Hoje representa 40%, em média, das receitas. Obviamente, retirar o Fundo Constitucional significaria dizer “acabar Brasília”, mas mais do que isso: acabar a República, porque Brasília é a sede da República. Quanto a existência desse Fundo Constitucional, todos os estados e municípios têm, como o Fundo de Participação dos Estados e o Fundo de participação dos Municípios, a parte da Contribuições de Intervenção no Domínio Econômico (CIDE), portanto o Imposto sobre a Propriedade Territorial Rural (ITR) da mesma forma que os municípios recebem a cota parte do ICMS e do Imposto sobre Propriedades de Veículos Automotores (IPVA). Portanto, todo o sistema do federalismo fiscal brasileiro está constituído em impostos de competência dos entes federativos e na partilha de renda que implica transferências da União para os estados e municípios e dos estados para os municípios. No caso do Distrito Federal, transferência estrita da União.

 O FCDF também garante uma estabilidade maior do servidor dessas áreas no referente ao recebimento de salário. Correto?

Sem dúvida nenhuma. Ainda que, em relação à educação e saúde, os recursos do Fundo Constitucional não são suficientes para o pagamento das despesas que estão nesses itens de gasto. Ou seja, ao Fundo Constitucional, na área de educação e saúde são acrescidas receitas próprias do Distrito Federal.

Em caráter fiscal, está em discussão no pacote apresentado pelo governo a criação de uma Guarda Nacional. Olhando por este lado, pode aumentar ainda mais uma distorção em referente aos Estados?

Eu não tenho a menor dúvida. Eu não sou especialista em segurança pública, portanto, não vejo os aspectos ligados a essa área, mas sim ao fiscal. É a criação de um paradigma de remuneração para todas as polícias do Brasil. Isso, portanto, tem um impacto desastroso nas finanças públicas dos entes federativos, especialmente dos estados mais pobres, que não terão como enfrentar agora um piso (salarial). Quer dizer: todos vão se espelhar no piso. Olha, se a Guarda Nacional tem uma remuneração X, é fácil imaginar que uma bandeira salarial é fazer uma isonomia com a Guarda Nacional, e isso não haverá possibilidade de estados mais pobres que possam assumir um ônus dessa natureza.

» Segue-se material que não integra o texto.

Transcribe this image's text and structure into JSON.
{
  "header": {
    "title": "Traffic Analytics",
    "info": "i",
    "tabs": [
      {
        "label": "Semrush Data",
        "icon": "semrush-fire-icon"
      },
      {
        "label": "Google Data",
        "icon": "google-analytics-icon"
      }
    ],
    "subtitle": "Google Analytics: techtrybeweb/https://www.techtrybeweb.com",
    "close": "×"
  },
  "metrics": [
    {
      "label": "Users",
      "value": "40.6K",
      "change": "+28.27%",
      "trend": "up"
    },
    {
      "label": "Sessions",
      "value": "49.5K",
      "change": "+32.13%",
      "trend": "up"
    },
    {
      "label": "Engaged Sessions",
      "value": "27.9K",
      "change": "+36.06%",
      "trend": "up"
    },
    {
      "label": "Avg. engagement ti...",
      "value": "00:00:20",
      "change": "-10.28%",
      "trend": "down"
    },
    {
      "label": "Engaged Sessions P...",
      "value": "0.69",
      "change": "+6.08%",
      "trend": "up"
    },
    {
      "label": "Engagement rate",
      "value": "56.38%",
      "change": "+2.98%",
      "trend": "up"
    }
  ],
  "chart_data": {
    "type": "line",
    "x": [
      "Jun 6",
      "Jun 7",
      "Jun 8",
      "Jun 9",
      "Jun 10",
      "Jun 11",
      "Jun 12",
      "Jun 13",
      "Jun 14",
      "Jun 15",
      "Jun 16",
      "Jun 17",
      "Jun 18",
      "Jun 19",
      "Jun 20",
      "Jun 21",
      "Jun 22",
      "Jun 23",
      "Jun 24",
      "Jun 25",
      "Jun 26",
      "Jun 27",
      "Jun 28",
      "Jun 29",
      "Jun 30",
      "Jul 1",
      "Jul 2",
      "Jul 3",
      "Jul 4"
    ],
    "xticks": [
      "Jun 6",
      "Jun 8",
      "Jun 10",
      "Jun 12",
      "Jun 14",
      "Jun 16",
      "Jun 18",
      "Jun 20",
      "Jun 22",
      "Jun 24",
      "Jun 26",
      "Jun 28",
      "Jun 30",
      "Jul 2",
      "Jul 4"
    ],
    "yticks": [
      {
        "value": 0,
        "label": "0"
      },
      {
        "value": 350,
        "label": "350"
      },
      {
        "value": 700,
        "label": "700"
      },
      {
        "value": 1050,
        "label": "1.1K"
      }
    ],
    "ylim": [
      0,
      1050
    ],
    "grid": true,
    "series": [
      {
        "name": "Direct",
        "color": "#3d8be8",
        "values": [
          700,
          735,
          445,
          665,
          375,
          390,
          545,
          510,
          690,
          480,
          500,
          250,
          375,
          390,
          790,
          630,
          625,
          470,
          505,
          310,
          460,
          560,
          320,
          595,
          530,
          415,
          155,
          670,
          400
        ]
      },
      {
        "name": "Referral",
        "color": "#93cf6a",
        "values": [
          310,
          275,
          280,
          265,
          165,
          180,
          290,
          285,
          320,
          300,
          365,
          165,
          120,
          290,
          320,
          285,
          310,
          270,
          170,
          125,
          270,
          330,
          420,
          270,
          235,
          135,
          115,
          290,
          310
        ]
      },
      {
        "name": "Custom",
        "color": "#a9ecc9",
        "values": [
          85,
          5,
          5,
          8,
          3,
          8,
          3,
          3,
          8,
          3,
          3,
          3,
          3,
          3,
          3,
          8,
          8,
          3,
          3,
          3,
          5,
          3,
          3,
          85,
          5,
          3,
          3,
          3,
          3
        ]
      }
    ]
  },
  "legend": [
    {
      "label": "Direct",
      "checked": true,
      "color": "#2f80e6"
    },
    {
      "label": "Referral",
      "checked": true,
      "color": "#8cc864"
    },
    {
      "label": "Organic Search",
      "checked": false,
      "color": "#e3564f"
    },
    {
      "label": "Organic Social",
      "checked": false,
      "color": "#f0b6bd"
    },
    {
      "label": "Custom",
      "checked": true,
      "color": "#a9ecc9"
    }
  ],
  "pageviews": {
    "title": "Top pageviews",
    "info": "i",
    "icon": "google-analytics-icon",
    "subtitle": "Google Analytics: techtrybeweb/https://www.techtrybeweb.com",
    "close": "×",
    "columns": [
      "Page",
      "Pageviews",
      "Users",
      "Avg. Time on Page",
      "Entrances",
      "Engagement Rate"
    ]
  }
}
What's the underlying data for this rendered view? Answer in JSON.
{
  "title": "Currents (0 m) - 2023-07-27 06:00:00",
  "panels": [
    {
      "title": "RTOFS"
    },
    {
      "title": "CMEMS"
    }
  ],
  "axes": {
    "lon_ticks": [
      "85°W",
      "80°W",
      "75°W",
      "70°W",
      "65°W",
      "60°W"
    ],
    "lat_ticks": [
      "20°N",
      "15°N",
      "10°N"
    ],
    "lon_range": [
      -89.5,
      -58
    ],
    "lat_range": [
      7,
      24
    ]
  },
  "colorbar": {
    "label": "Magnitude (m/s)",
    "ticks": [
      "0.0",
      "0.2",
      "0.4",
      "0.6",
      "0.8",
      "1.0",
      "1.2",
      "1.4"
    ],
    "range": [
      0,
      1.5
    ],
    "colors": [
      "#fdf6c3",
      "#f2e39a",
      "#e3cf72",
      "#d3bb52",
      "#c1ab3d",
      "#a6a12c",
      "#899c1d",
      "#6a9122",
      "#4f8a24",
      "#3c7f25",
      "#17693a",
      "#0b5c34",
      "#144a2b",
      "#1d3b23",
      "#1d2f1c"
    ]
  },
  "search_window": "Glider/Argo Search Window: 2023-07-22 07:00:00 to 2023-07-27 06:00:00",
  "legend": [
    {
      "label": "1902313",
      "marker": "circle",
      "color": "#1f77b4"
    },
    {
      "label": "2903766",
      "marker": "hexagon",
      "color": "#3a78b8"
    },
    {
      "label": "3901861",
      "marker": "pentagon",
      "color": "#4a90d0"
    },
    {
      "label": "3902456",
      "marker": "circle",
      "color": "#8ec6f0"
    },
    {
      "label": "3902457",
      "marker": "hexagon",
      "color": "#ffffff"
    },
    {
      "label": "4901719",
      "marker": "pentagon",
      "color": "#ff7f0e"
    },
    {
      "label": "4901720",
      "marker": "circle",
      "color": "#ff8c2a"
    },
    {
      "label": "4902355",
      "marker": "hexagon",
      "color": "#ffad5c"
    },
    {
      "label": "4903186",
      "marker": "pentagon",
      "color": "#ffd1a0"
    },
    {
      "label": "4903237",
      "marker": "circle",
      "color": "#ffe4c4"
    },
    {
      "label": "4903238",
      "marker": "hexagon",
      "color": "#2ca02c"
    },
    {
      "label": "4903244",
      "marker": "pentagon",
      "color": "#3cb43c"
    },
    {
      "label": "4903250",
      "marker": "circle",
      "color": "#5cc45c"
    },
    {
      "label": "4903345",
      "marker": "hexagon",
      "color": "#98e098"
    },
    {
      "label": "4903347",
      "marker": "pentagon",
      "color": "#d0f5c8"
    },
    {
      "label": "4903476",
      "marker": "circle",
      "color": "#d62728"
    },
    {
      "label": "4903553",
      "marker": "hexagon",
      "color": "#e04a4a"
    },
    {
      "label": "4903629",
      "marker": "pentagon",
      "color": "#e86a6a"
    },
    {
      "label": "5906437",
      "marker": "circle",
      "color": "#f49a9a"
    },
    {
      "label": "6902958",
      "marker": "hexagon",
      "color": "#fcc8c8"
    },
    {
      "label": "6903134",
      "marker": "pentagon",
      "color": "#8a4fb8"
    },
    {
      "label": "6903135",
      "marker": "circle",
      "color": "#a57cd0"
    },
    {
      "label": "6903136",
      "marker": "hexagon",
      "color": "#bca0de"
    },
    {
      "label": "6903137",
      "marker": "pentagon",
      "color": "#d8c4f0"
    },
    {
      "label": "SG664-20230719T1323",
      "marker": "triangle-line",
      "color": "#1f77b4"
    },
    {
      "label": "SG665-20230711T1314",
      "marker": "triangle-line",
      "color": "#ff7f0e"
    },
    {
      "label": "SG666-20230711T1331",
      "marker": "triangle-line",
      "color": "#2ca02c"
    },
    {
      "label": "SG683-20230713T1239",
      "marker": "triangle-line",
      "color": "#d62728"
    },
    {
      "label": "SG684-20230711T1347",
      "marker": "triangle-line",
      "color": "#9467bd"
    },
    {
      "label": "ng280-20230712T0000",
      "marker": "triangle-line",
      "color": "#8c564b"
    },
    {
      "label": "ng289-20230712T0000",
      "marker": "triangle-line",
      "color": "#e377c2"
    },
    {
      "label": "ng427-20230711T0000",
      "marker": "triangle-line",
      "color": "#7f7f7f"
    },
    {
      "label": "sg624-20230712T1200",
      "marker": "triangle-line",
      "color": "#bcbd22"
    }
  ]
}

A mensagem do presidente Lula, além de outras questões, também faz menção ao teto de gastos. Queria saber sua opinião, sobre a sua importância e se existe possibilidade que seja aprimorado.

Ninguém tem a menor dúvida de que nós temos um problema fiscal crônico. Quer dizer: as despesas sempre batendo as receitas, então o déficit fiscal ficou crônico. Talvez isso explique o porquê se adotou uma medida que eu considero não muito científica do teto de gastos. Ele quer dizer o seguinte: a despesa total não pode ultrapassar determinado parâmetro. O que que você estabelece? Uma briga entre as despesas. Então, quem tiver mais força ganha. Mas, quem tem mais força não necessariamente deve ganhar. Isso deve ter um uma orientação mais racional, científica sobre o assunto. Se a despesa está crescendo, o que faz ela crescer? Então, eu tenho que identificar quais são as causas de crescimento e tratar delas, senão o problema vai ficar igual. Não vai resolver. Sobretudo no Brasil, onde você tem muitas restrições orçamentárias e vinculações como “parte da receita é vinculada a isso e outra vinculada aquilo”. Tem muito piso e pouco teto. Então, isso evidentemente é a receita do desastre. Quer dizer: isso não dá certo. Isso não funciona. Quando alguém diz “olha, nós temos que fazer investimentos social”. O que é o social? Social geralmente é ele próprio. O que eu vou cortar? Imagina uma família que cuida do orçamento de sua casa e diz que vai eu vou aumentar a despesa. Ou ele vai ter que cortar algumas despesas; ou endividar; ou buscar novas receitas. Não existe órfão nesse país. Toda despesa tem pai e tem mãe. Esse confronto tem que ser arbitrado. Tem que buscar uma solução que resolva essa essa questão. Não há possibilidade nenhuma do Brasil resolver o seu problema fiscal sem tratar da questão previdenciária.